A prerrogativa de indicar árbitro único ou, no painel colegiado, cada qual o seu árbitro, deve ser preservada a ambas as partes. Não obstante, havendo pluralidade de partes no polo ativo e/ou no polo passivo do processo arbitral — denominada multiparty arbitration — pode ocorrer que os respectivos litisconsortes não cheguem a um acordo quanto à seleção do árbitro comum.
A constituição do tribunal arbitral, neste caso, é um dos pontos nevrálgicos para uma arbitragem bem sucedida.
Por inúmeras razões, seria de todo desaconselhável a arbitragem se iniciar com um painel composto, de um lado, pelo árbitro indicado por uma das partes, e, de outro, por um árbitro apontado pela câmara de arbitragem na qual tramita o processo. Na verdade, verificando-se essa hipótese, estaria vulnerada a isonomia a ser necessariamente assegurada a todos os litigantes.
Recordo, a propósito, os termos do artigo 18, sob a rubrica Equal treatment of parties, da Lei Modelo da Uncitral sobre Arbitragem Comercial Internacional: “As partes devem ser tratadas com igualdade e a cada parte deve ser concedida integral oportunidade para ser olvida”.
Examinando esse tormentoso problema, Starvos Brekoulakis (Multiparty and Multicontract Arbitration, QFinance, www.qfinance.com/operators) escreve que nas arbitragens com múltiplos protagonistas, a cada litigante deve ser garantido o direito de influir na constituição do tribunal; caso contrário, a sentença estará exposta ao risco de anulação (“open to annulment”).
A secundar tal doutrina, a Corte de Apelação de Paris, em janeiro de 1992, teve oportunidade de enfrentar situação concreta consubstanciada no famoso precedente Dutco Construction Co. v. Siemens AG-BKMI, no qual a empresa demandante Dutco procedeu, normalmente, à indicação de seu árbitro, enquanto os litisconsortes passivos Siemens AG e BMKI, diante de interesses colidentes, não chegaram a um consenso na escolha do respectivo árbitro.
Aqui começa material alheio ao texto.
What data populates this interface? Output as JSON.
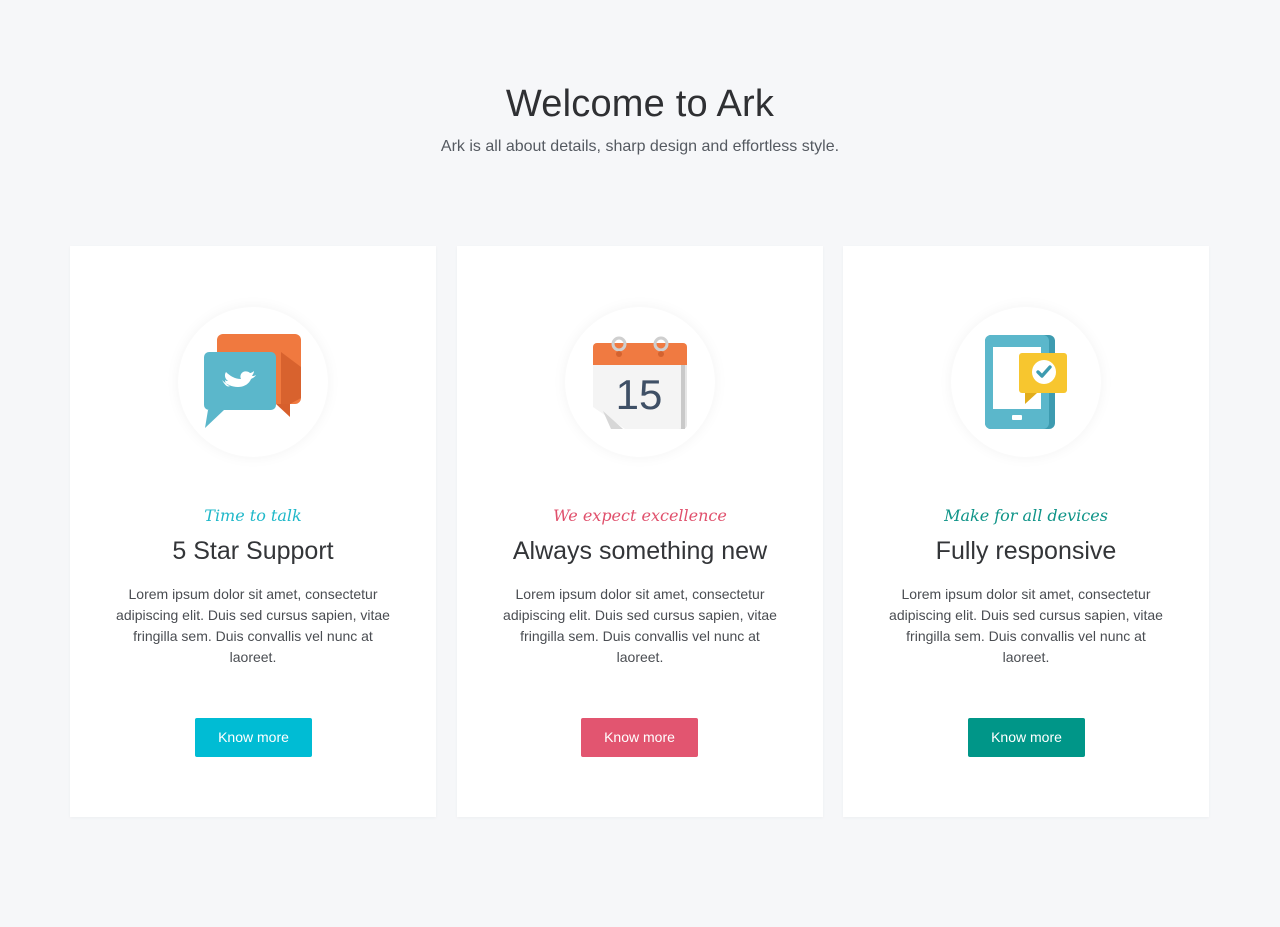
{
  "hero": {
    "title": "Welcome to Ark",
    "subtitle": "Ark is all about details, sharp design and effortless style."
  },
  "cards": [
    {
      "icon": "chat-bubbles-icon",
      "tagline": "Time to talk",
      "title": "5 Star Support",
      "text": "Lorem ipsum dolor sit amet, consectetur adipiscing elit. Duis sed cursus sapien, vitae fringilla sem. Duis convallis vel nunc at laoreet.",
      "button_label": "Know more",
      "accent": "#00bcd4"
    },
    {
      "icon": "calendar-icon",
      "icon_text": "15",
      "tagline": "We expect excellence",
      "title": "Always something new",
      "text": "Lorem ipsum dolor sit amet, consectetur adipiscing elit. Duis sed cursus sapien, vitae fringilla sem. Duis convallis vel nunc at laoreet.",
      "button_label": "Know more",
      "accent": "#e25570"
    },
    {
      "icon": "mobile-check-icon",
      "tagline": "Make for all devices",
      "title": "Fully responsive",
      "text": "Lorem ipsum dolor sit amet, consectetur adipiscing elit. Duis sed cursus sapien, vitae fringilla sem. Duis convallis vel nunc at laoreet.",
      "button_label": "Know more",
      "accent": "#009688"
    }
  ]
}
Instados pela Corte Internacional de Arbitragem da Câmara de Comércio Internacional (CCI) a efetivar a indicação, consignaram expresso protesto e, afinal, acabaram elegendo um árbitro comum (v., a respeito, a minuciosa exposição de Nigel Blackaby e Constantine Partasides, Redfern and Hunter on International Arbitration, 5ª ed., Oxford, University Press, 2009, p.150-151).
Posteriormente, submetida a questão ao controle do Poder Judiciário francês, foi declarada a nulidade da sentença arbitral, com fundamento na premissa de que, havendo litisconsortes, cada co-litigante tem o direito de apontar o seu árbitro, sob pena de violação do princípio da igualdade processual.
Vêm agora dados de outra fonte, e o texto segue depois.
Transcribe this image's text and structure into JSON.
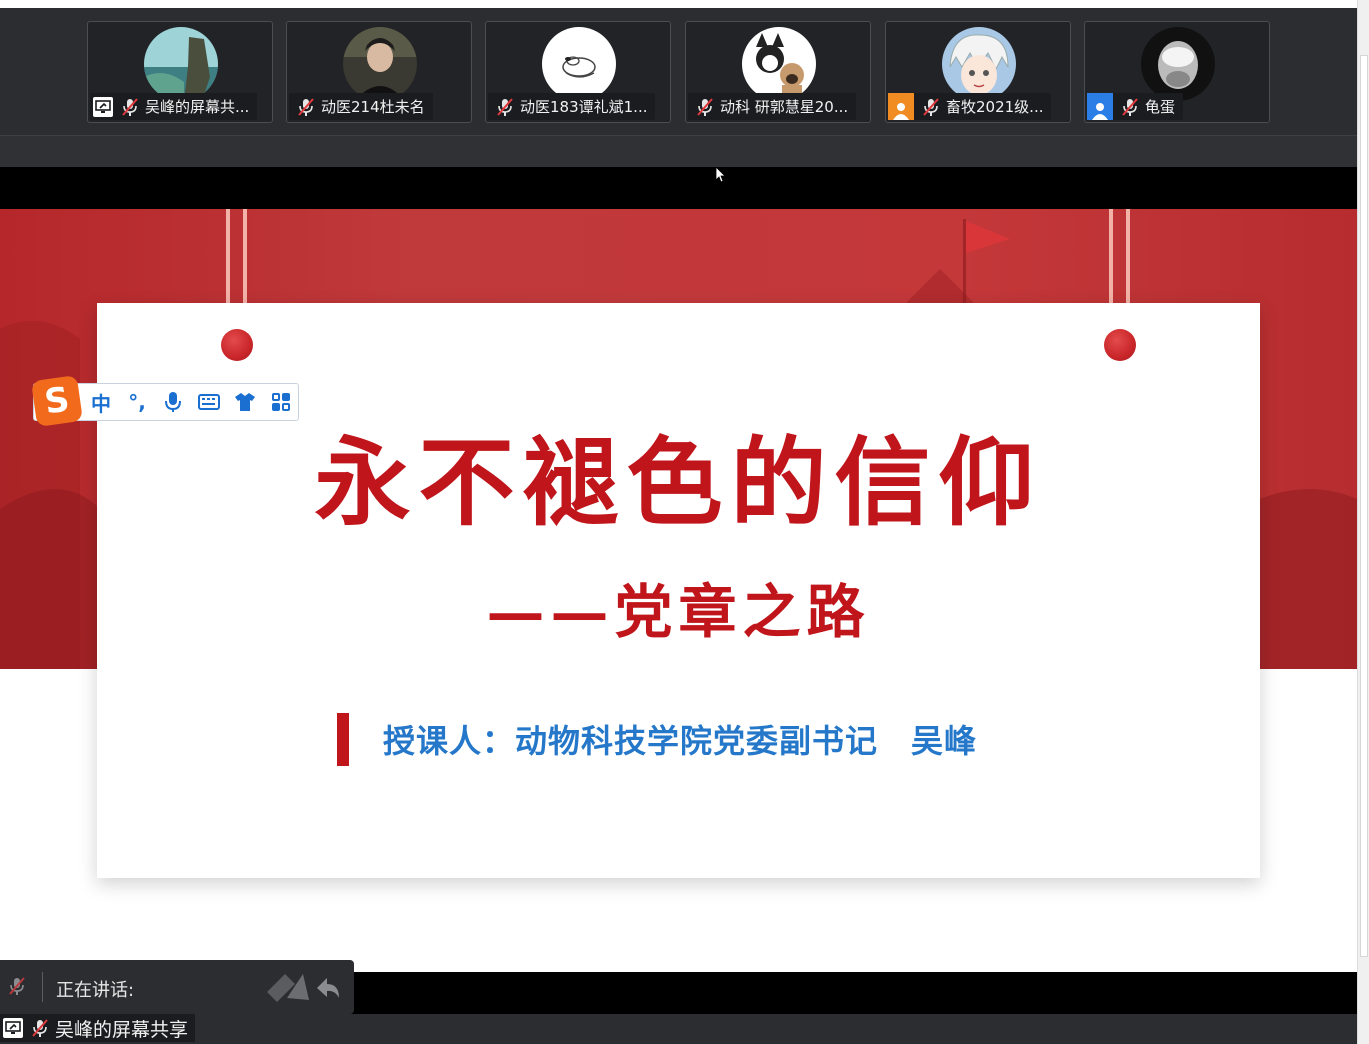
{
  "participants": [
    {
      "name": "吴峰的屏幕共...",
      "badge": "screen-share",
      "muted": true,
      "avatar": "avatar-landscape-icon"
    },
    {
      "name": "动医214杜未名",
      "badge": "none",
      "muted": true,
      "avatar": "avatar-person-icon"
    },
    {
      "name": "动医183谭礼斌1...",
      "badge": "none",
      "muted": true,
      "avatar": "avatar-snoopy-icon"
    },
    {
      "name": "动科 研郭慧星20...",
      "badge": "none",
      "muted": true,
      "avatar": "avatar-dogs-icon"
    },
    {
      "name": "畜牧2021级...",
      "badge": "person-orange",
      "muted": true,
      "avatar": "avatar-anime-icon"
    },
    {
      "name": "龟蛋",
      "badge": "person-blue",
      "muted": true,
      "avatar": "avatar-glass-icon"
    }
  ],
  "slide": {
    "title": "永不褪色的信仰",
    "subtitle": "——党章之路",
    "lecturer": "授课人：动物科技学院党委副书记　吴峰"
  },
  "ime": {
    "logo": "S",
    "mode": "中",
    "punct": "°,"
  },
  "speaking": {
    "label": "正在讲话:"
  },
  "share_status": {
    "label": "吴峰的屏幕共享"
  },
  "colors": {
    "title_red": "#c0151b",
    "lecturer_blue": "#2477c9",
    "bar_dark": "#2b2d30",
    "ime_orange": "#f26b1d"
  }
}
Como consequência dessas vicissitudes que se transformaram em verdadeiro leading case, a Corte Internacional de Arbitragem (CCI), em 1998, alterou o seu Regulamento de Arbitragem, ao dispor, no artigo 12.8, que os diversos requerentes ou requeridos deverão designar conjuntamente um árbitro; se não lograrem êxito em tal indicação conjunta, todos os membros do tribunal serão nomeados pela corte, podendo esta escolher qualquer pessoa que repute competente para atuar como árbitro. Tal disposição veio parcialmente reproduzida no artigo 12.2 da reforma introduzida em 2012.
Essa significativa alteração mereceu destaque e elogio da prestigiosa doutrina de Gary B. Born (International Arbitration: Law and Practice, Alphen aan den Rijn, Kluwer, 2012, p. 230).
O Regulamento da Corte Internacional de Arbitragem de Londres (LCIA) foi também modificado, lendo-se no artigo 8.1 que, não havendo consenso entre as partes para a formação do tribunal arbitral, a corte deve escolher o painel, desconsiderando qualquer nomeação eventualmente formulada por uma das partes (“... without regard to any party’s nomination”).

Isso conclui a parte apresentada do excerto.